If our history continues to repeat the laws that seem to have governed it since its inception, this period of conservative anger will end (possibly after considerable economic and human devastation). How do you think you will feel when all this is over? Can you do this controversial futurology exercise?

Your question is very curious. How to think about the future? How to think where we will be, what would we do after all this is over? What can happen? If we look at the examples of the cycles of totalitarian governments, of totalitarian states that have already caused human disasters in the world, it may be too optimistic to say that we will survive everything. So what can happen? What happened to the Germans after Hitler's passage through Germany? What happened to the people of Cambodia? From Vietnam? What happens today to the various peoples who have suffered their totalitarian regimes in the most diverse ways?

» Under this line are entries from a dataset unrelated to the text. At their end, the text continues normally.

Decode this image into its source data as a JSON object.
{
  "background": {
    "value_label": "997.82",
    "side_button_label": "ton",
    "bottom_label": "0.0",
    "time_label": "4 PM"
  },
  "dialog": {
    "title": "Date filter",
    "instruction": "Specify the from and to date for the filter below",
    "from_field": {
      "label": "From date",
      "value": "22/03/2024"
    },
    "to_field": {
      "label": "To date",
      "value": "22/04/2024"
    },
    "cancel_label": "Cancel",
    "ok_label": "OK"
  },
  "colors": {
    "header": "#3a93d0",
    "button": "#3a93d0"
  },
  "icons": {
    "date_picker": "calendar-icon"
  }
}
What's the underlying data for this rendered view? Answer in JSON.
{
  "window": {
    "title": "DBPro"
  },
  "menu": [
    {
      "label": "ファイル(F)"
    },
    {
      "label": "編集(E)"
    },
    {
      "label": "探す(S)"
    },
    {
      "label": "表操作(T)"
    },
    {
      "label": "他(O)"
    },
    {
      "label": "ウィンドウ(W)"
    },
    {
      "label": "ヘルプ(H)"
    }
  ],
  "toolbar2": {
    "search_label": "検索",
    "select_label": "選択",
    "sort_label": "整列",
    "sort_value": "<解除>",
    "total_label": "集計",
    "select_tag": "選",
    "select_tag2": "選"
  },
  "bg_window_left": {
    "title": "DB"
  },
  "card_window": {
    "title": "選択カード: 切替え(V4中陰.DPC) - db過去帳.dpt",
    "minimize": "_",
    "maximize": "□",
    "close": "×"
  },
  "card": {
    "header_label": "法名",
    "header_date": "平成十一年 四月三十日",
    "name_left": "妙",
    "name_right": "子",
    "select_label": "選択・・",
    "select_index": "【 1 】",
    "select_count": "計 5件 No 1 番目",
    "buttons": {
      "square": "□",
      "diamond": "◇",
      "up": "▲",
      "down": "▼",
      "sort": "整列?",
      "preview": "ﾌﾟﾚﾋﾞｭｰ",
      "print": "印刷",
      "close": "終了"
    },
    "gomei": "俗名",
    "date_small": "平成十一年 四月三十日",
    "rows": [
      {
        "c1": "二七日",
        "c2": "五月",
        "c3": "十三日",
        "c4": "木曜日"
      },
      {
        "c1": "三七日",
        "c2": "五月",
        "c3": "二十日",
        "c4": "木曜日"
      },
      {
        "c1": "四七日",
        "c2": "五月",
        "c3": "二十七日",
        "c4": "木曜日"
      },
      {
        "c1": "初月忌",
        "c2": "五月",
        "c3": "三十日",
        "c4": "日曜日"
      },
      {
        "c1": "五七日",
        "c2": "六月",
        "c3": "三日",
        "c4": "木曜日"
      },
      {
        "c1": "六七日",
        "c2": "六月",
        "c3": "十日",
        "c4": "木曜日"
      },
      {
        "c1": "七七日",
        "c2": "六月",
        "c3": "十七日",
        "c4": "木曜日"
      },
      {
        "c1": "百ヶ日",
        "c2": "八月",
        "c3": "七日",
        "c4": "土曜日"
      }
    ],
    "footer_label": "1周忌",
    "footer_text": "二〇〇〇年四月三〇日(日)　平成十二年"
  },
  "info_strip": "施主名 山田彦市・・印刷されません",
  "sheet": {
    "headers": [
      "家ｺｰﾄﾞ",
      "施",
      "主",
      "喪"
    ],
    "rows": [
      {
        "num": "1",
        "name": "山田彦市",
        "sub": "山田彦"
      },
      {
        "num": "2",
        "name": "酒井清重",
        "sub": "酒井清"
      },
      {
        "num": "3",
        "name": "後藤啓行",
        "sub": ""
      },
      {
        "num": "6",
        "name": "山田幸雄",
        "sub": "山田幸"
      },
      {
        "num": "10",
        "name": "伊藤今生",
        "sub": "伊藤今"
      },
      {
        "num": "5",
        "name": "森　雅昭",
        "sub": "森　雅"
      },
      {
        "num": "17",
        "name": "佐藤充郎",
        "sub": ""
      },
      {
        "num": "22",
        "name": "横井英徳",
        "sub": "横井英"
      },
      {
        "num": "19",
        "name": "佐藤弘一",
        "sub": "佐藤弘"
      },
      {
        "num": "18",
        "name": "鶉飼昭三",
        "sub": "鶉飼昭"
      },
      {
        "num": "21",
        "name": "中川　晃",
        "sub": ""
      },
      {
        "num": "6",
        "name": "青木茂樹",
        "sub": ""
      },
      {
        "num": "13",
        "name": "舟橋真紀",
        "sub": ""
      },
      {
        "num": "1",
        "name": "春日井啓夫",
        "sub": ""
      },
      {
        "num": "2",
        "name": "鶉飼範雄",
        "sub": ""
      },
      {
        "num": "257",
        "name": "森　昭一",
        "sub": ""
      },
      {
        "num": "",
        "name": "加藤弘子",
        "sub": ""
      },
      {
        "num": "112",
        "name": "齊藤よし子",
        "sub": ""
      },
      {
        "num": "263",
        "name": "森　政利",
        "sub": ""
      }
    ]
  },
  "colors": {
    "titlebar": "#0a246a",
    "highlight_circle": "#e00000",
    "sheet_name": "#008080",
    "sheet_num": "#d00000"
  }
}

I want to maintain optimism, considering that we can resist collectively. I confess that I am not worried about myself, at all. Although threatened, I was able to leave Brazil because I wrote many books and was rescued by an institution that protects writers around the world. So, as a writer and as a professor of philosophy, I am protected and really not worried about me. I'm worried about people who couldn't protect themselves. Either as activists or as ordinary citizens who are moving forward with their lives today. I am not helpless, I am supported by international institutions. I am worried about Brazilians who have been brainwashed excessively, I am concerned about those who have not chosen this delusional government and yet suffer the effects of it. I am concerned about the security of the objectives of government assassins, people who by mistake, wit or stupidity, voted for figures that today promise the death of marginalized populations. I worry that there are people in Brazil who have crossed the line of common sense and human dignity, without respecting the basic rule of our civility that is "not to kill."

I hope we can overcome it. We keep fighting for it. We are thinking about projects, thinking about how to rescue Brazil. But we need to do this today with much intelligence, more skill and aptitude. We need to be even more lucid today to understand what the needs are to achieve our reconstruction.